Как пробирались эти милые дети, как бросили они свои семьи, как нашли они после многих трудов эту обетованную Армию!
Я дал им адрес штаба, но раньше посоветовал им пойти на гауптвахту, которую охраняли тоже кадеты (!) Новочеркасского корпуса, чтобы там их казачьи товарищи накормили их.
Также слеталась сюда другая молодежь.
Офицеры Армии занимали места в строю рядовыми рядом с маленькими кадетами и великовозрастными семинаристами. У всей этой молодежи был один порыв, одна мечта, жертвовать собой для Родины. Этот дух и вел к победе и этим только и объяснялись успехи этой кучки людей в борьбе с врагом в десятки раз сильнейшим. Святая любовь и вера в своих вождей вела их от одного подвига к другому. И этим, повторяю, мы обязаны были именно их благородной и чистой молодости.
Старшее поколение думало не так. Я не говорю о военных, я говорю о тех, кто равнодушно смотрел на гибель и жертву этих лучших отпрысков русской молодежи.
Трагедия ‘Отцов и детей’ встала с необычайной яркостью перед нашими глазами.
Как-то раз ген. Алексеев присутствовал при похоронах нескольких убитых мальчиков. На их могиле он сказал:
‘Я вижу памятник, который Россия поставит этим детям. На голой скале разоренное орлиное гнездо и убитые орлята. А где же были орлы?’

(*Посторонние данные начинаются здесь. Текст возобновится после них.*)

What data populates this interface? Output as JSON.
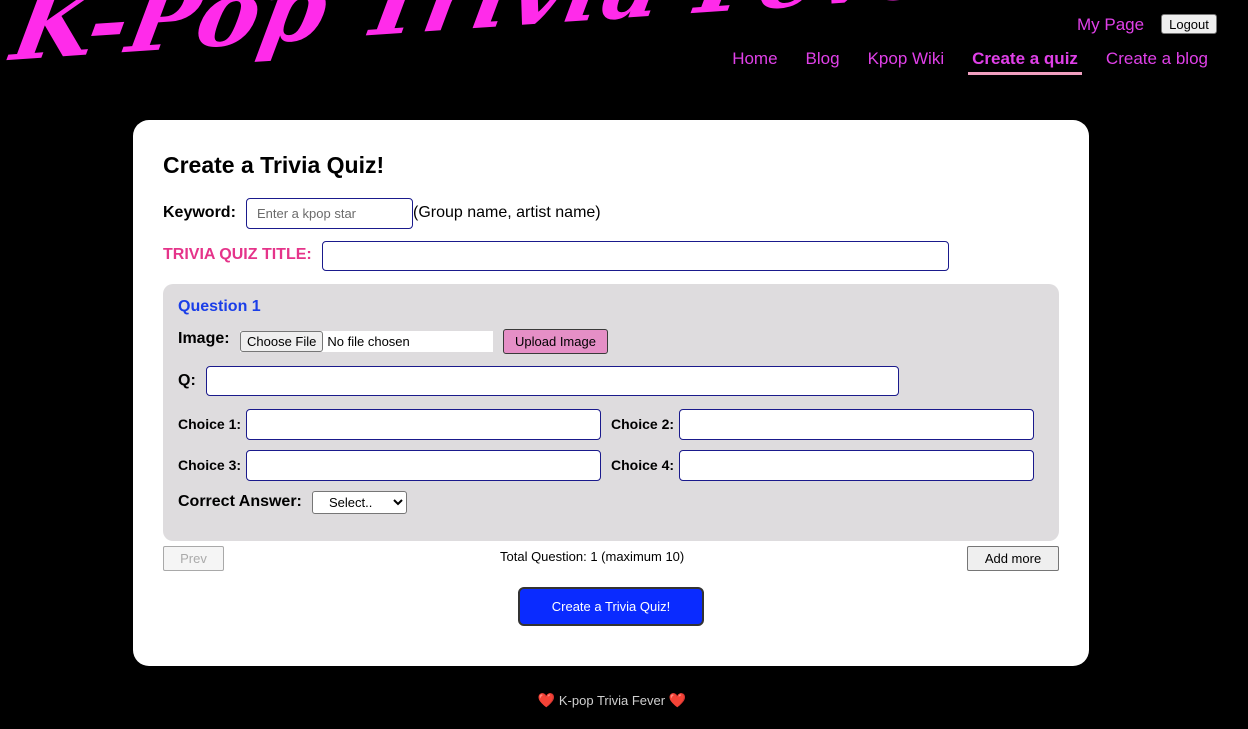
{
  "header": {
    "logo_text": "K-Pop Trivia Fever",
    "my_page": "My Page",
    "logout": "Logout",
    "nav": [
      {
        "label": "Home"
      },
      {
        "label": "Blog"
      },
      {
        "label": "Kpop Wiki"
      },
      {
        "label": "Create a quiz",
        "active": true
      },
      {
        "label": "Create a blog"
      }
    ]
  },
  "form": {
    "title": "Create a Trivia Quiz!",
    "keyword_label": "Keyword:",
    "keyword_placeholder": "Enter a kpop star",
    "keyword_hint": "(Group name, artist name)",
    "quiz_title_label": "TRIVIA QUIZ TITLE:",
    "question": {
      "heading": "Question 1",
      "image_label": "Image:",
      "choose_file": "Choose File",
      "file_status": "No file chosen",
      "upload_button": "Upload Image",
      "q_label": "Q:",
      "choices": [
        {
          "label": "Choice 1:"
        },
        {
          "label": "Choice 2:"
        },
        {
          "label": "Choice 3:"
        },
        {
          "label": "Choice 4:"
        }
      ],
      "correct_answer_label": "Correct Answer:",
      "correct_answer_selected": "Select.."
    },
    "prev_button": "Prev",
    "total_text": "Total Question: 1 (maximum 10)",
    "add_more_button": "Add more",
    "submit_button": "Create a Trivia Quiz!"
  },
  "footer": {
    "text": "K-pop Trivia Fever",
    "heart": "❤️"
  },
  "colors": {
    "accent_pink": "#e040e8",
    "logo_pink": "#ff2bea",
    "quiz_title_pink": "#e5348a",
    "question_blue": "#1a3ee8",
    "submit_blue": "#0a2bff",
    "upload_pink": "#e58fc6"
  }
}
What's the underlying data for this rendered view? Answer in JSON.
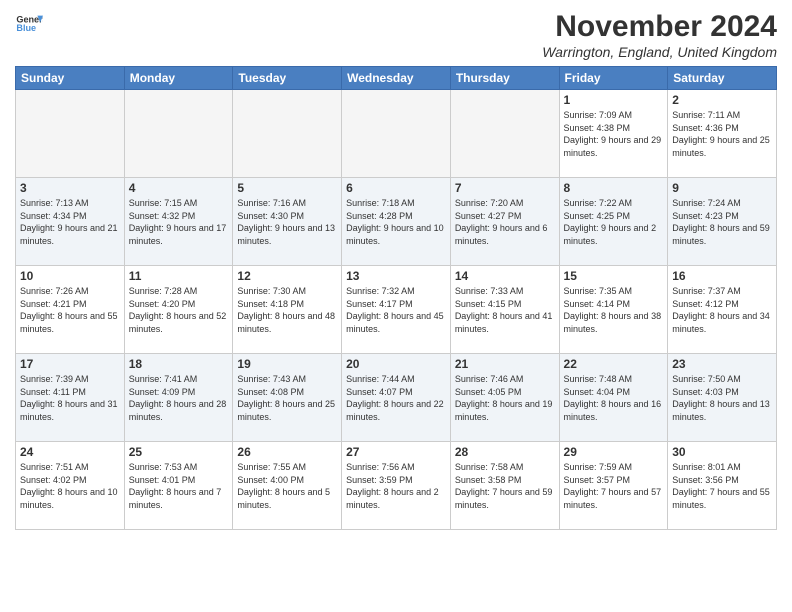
{
  "header": {
    "logo_line1": "General",
    "logo_line2": "Blue",
    "month": "November 2024",
    "location": "Warrington, England, United Kingdom"
  },
  "weekdays": [
    "Sunday",
    "Monday",
    "Tuesday",
    "Wednesday",
    "Thursday",
    "Friday",
    "Saturday"
  ],
  "weeks": [
    [
      {
        "day": "",
        "info": ""
      },
      {
        "day": "",
        "info": ""
      },
      {
        "day": "",
        "info": ""
      },
      {
        "day": "",
        "info": ""
      },
      {
        "day": "",
        "info": ""
      },
      {
        "day": "1",
        "info": "Sunrise: 7:09 AM\nSunset: 4:38 PM\nDaylight: 9 hours and 29 minutes."
      },
      {
        "day": "2",
        "info": "Sunrise: 7:11 AM\nSunset: 4:36 PM\nDaylight: 9 hours and 25 minutes."
      }
    ],
    [
      {
        "day": "3",
        "info": "Sunrise: 7:13 AM\nSunset: 4:34 PM\nDaylight: 9 hours and 21 minutes."
      },
      {
        "day": "4",
        "info": "Sunrise: 7:15 AM\nSunset: 4:32 PM\nDaylight: 9 hours and 17 minutes."
      },
      {
        "day": "5",
        "info": "Sunrise: 7:16 AM\nSunset: 4:30 PM\nDaylight: 9 hours and 13 minutes."
      },
      {
        "day": "6",
        "info": "Sunrise: 7:18 AM\nSunset: 4:28 PM\nDaylight: 9 hours and 10 minutes."
      },
      {
        "day": "7",
        "info": "Sunrise: 7:20 AM\nSunset: 4:27 PM\nDaylight: 9 hours and 6 minutes."
      },
      {
        "day": "8",
        "info": "Sunrise: 7:22 AM\nSunset: 4:25 PM\nDaylight: 9 hours and 2 minutes."
      },
      {
        "day": "9",
        "info": "Sunrise: 7:24 AM\nSunset: 4:23 PM\nDaylight: 8 hours and 59 minutes."
      }
    ],
    [
      {
        "day": "10",
        "info": "Sunrise: 7:26 AM\nSunset: 4:21 PM\nDaylight: 8 hours and 55 minutes."
      },
      {
        "day": "11",
        "info": "Sunrise: 7:28 AM\nSunset: 4:20 PM\nDaylight: 8 hours and 52 minutes."
      },
      {
        "day": "12",
        "info": "Sunrise: 7:30 AM\nSunset: 4:18 PM\nDaylight: 8 hours and 48 minutes."
      },
      {
        "day": "13",
        "info": "Sunrise: 7:32 AM\nSunset: 4:17 PM\nDaylight: 8 hours and 45 minutes."
      },
      {
        "day": "14",
        "info": "Sunrise: 7:33 AM\nSunset: 4:15 PM\nDaylight: 8 hours and 41 minutes."
      },
      {
        "day": "15",
        "info": "Sunrise: 7:35 AM\nSunset: 4:14 PM\nDaylight: 8 hours and 38 minutes."
      },
      {
        "day": "16",
        "info": "Sunrise: 7:37 AM\nSunset: 4:12 PM\nDaylight: 8 hours and 34 minutes."
      }
    ],
    [
      {
        "day": "17",
        "info": "Sunrise: 7:39 AM\nSunset: 4:11 PM\nDaylight: 8 hours and 31 minutes."
      },
      {
        "day": "18",
        "info": "Sunrise: 7:41 AM\nSunset: 4:09 PM\nDaylight: 8 hours and 28 minutes."
      },
      {
        "day": "19",
        "info": "Sunrise: 7:43 AM\nSunset: 4:08 PM\nDaylight: 8 hours and 25 minutes."
      },
      {
        "day": "20",
        "info": "Sunrise: 7:44 AM\nSunset: 4:07 PM\nDaylight: 8 hours and 22 minutes."
      },
      {
        "day": "21",
        "info": "Sunrise: 7:46 AM\nSunset: 4:05 PM\nDaylight: 8 hours and 19 minutes."
      },
      {
        "day": "22",
        "info": "Sunrise: 7:48 AM\nSunset: 4:04 PM\nDaylight: 8 hours and 16 minutes."
      },
      {
        "day": "23",
        "info": "Sunrise: 7:50 AM\nSunset: 4:03 PM\nDaylight: 8 hours and 13 minutes."
      }
    ],
    [
      {
        "day": "24",
        "info": "Sunrise: 7:51 AM\nSunset: 4:02 PM\nDaylight: 8 hours and 10 minutes."
      },
      {
        "day": "25",
        "info": "Sunrise: 7:53 AM\nSunset: 4:01 PM\nDaylight: 8 hours and 7 minutes."
      },
      {
        "day": "26",
        "info": "Sunrise: 7:55 AM\nSunset: 4:00 PM\nDaylight: 8 hours and 5 minutes."
      },
      {
        "day": "27",
        "info": "Sunrise: 7:56 AM\nSunset: 3:59 PM\nDaylight: 8 hours and 2 minutes."
      },
      {
        "day": "28",
        "info": "Sunrise: 7:58 AM\nSunset: 3:58 PM\nDaylight: 7 hours and 59 minutes."
      },
      {
        "day": "29",
        "info": "Sunrise: 7:59 AM\nSunset: 3:57 PM\nDaylight: 7 hours and 57 minutes."
      },
      {
        "day": "30",
        "info": "Sunrise: 8:01 AM\nSunset: 3:56 PM\nDaylight: 7 hours and 55 minutes."
      }
    ]
  ]
}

Это трагическое восклицание останется навсегда памятником подвигу молодости и равнодушию старшего поколения.
Когда после взятия Ростова Армии понадобились деньги, то богатейший многомиллионный Ростов собрал что-то около тысячи рублей, а когда в Ростов вошли большевики, Ростовцы на блюде поднесли им 2 миллиона.
Как-то много позднее, когда летом 1918 года мы вернулись в Ростов, я отправил своего сотрудника к одному крупному общественному и финансовому деятелю переговорить с ним об оказании помощи Армии.
Он был очень предупредителен и дал целый ряд указаний.
‘Мой сын гимназист (или студент) сам в Добровольческой Армии, был два раза ранен, но опять возвращается в строй, сказал он, а потом стал умолять не называть его имени в газете, так как к нему могут плохо отнестись, если ‘что’ случится.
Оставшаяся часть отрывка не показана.